The joyful highlight of the evening is still to be found from elderly Miss Enid (Obsidian Theatre founding member Satori Shakoor) and her tale of a culinary adventure and sexual awakening that followed in the wake of her husband’s death.

As for the dramatic, shake-you-to-your-core apex, it remains the story of Stacey-Anne (d’bi.young anitafrika), a young girl who has come from Jamaica to Canada to join her mother and her new partner mid-winter.

In terms of the most scorching performances ever seen on a Toronto stage, d’bi.young’s in this role is right up there – and it’s wonderful to get another opportunity to witness it so many years on. They remain an incredibly alive performer, and even steal other scenes where they play more minor comic characters.

Stacey-Anne’s monologue and the dub poem that follows (which d’bi.young wrote) best exemplifies the double-whammy of hurt and healing that makes ‘da Kink so powerful for such a wide spectrum of audience members – even for this theatre critic, for whom the references to Black hair styles, products and treatments go over my white, male head.

The passage of time allows ‘da Kink in My Hair to be seen as a powerful part of a continuum of North American Black theatre that has found original ways to place individual stories in a collective context, from the choreopoems of Ntozake Shange’s for colored girls who have considered suicide / when the rainbow is enuf in the 1970s to the filmed monodramas of Obsidian Theatre’s 21 Black Futures in the 2020s.

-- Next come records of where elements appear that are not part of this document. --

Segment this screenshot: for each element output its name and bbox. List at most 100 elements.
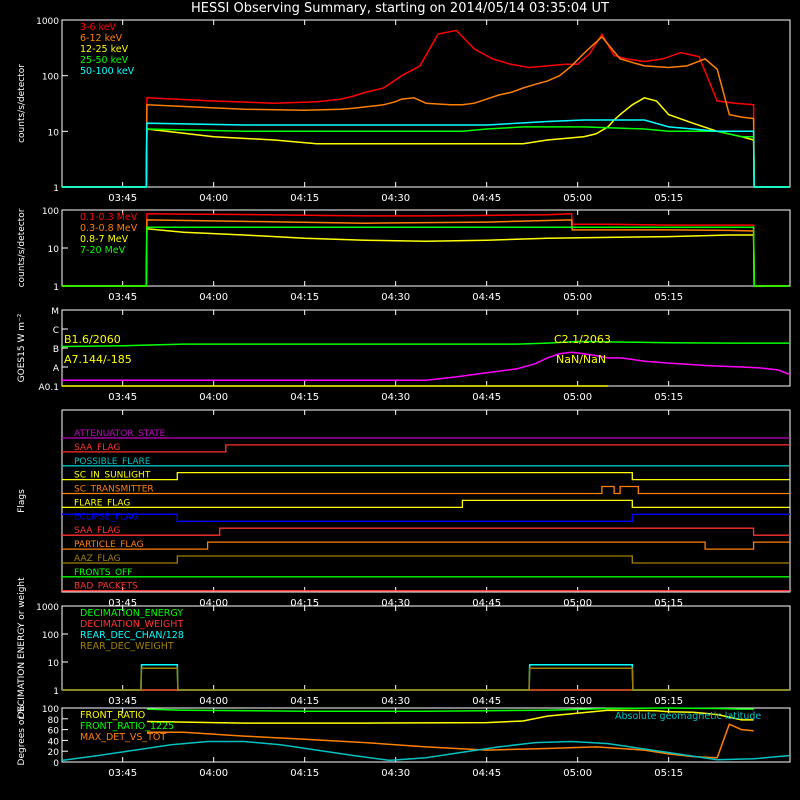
goes-annotation: B1.6/2060 (64, 333, 121, 346)
y-tick-label: 100 (42, 705, 59, 715)
flag-line-sc-transmitter (62, 485, 790, 495)
x-tick-label: 04:15 (290, 392, 319, 403)
legend-entry: 0.1-0.3 MeV (80, 212, 138, 223)
x-tick-label: 05:00 (563, 193, 592, 204)
series-line-50-100-kev (62, 119, 790, 188)
y-axis-label: Flags (17, 489, 27, 513)
x-tick-label: 04:30 (381, 292, 410, 303)
x-tick-label: 05:00 (563, 696, 592, 707)
x-tick-label: 05:15 (654, 292, 683, 303)
flag-line-aaz-flag (62, 555, 790, 564)
panel-frame (61, 209, 791, 287)
x-tick-label: 04:30 (381, 193, 410, 204)
legend-entry: 6-12 keV (80, 33, 123, 44)
x-tick-label: 04:00 (199, 292, 228, 303)
flag-line-saa-flag (62, 527, 790, 536)
x-tick-label: 03:45 (108, 193, 137, 204)
y-tick-label: 10 (48, 245, 60, 255)
flag-label: SC_IN_SUNLIGHT (74, 471, 151, 481)
x-tick-label: 04:00 (199, 598, 228, 609)
y-tick-label: 100 (42, 207, 59, 217)
y-tick-label: 1000 (36, 603, 59, 613)
series-line-front-ratio-1225 (146, 707, 754, 712)
y-tick-label: A0.1 (39, 383, 59, 393)
flag-line-sc-in-sunlight (62, 471, 790, 481)
flag-label: PARTICLE_FLAG (74, 540, 144, 550)
panel-highE (61, 209, 791, 287)
y-tick-label: C (53, 326, 59, 336)
series-line-0-8-7-mev (62, 227, 790, 287)
panel-ratios (61, 707, 791, 763)
flag-label: AAZ_FLAG (74, 554, 121, 564)
series-line-3-6-kev (62, 29, 790, 188)
y-tick-label: 0 (53, 759, 59, 769)
legend-entry: Absolute geomagnetic latitude (615, 711, 761, 722)
x-tick-label: 03:45 (108, 696, 137, 707)
flag-line-saa-flag (62, 444, 790, 453)
panel-decimation (61, 605, 791, 691)
x-tick-label: 05:15 (654, 696, 683, 707)
flag-label: FRONTS_OFF (74, 568, 132, 578)
panel-lowE (61, 19, 791, 188)
legend-entry: 50-100 keV (80, 66, 135, 77)
y-tick-label: 80 (48, 716, 60, 726)
x-tick-label: 04:00 (199, 193, 228, 204)
x-tick-label: 04:45 (472, 193, 501, 204)
legend-entry: 0.3-0.8 MeV (80, 223, 138, 234)
x-tick-label: 03:45 (108, 392, 137, 403)
y-tick-label: 1000 (36, 17, 59, 27)
page-title: HESSI Observing Summary, starting on 201… (191, 1, 609, 16)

One final note: Designer Joanna Yu’s set fits the unusual and daunting stage of the Bluma Appel perfectly – paying homage to the real Eglinton West with a photorealistic backdrop and layering over a salon that is also an agora and seems to honour the theatre space’s origin as a Greek-style amphitheatre. Maybe the St. Lawrence Centre doesn’t need to be renovated, but just needs to hire Yu to design all its shows?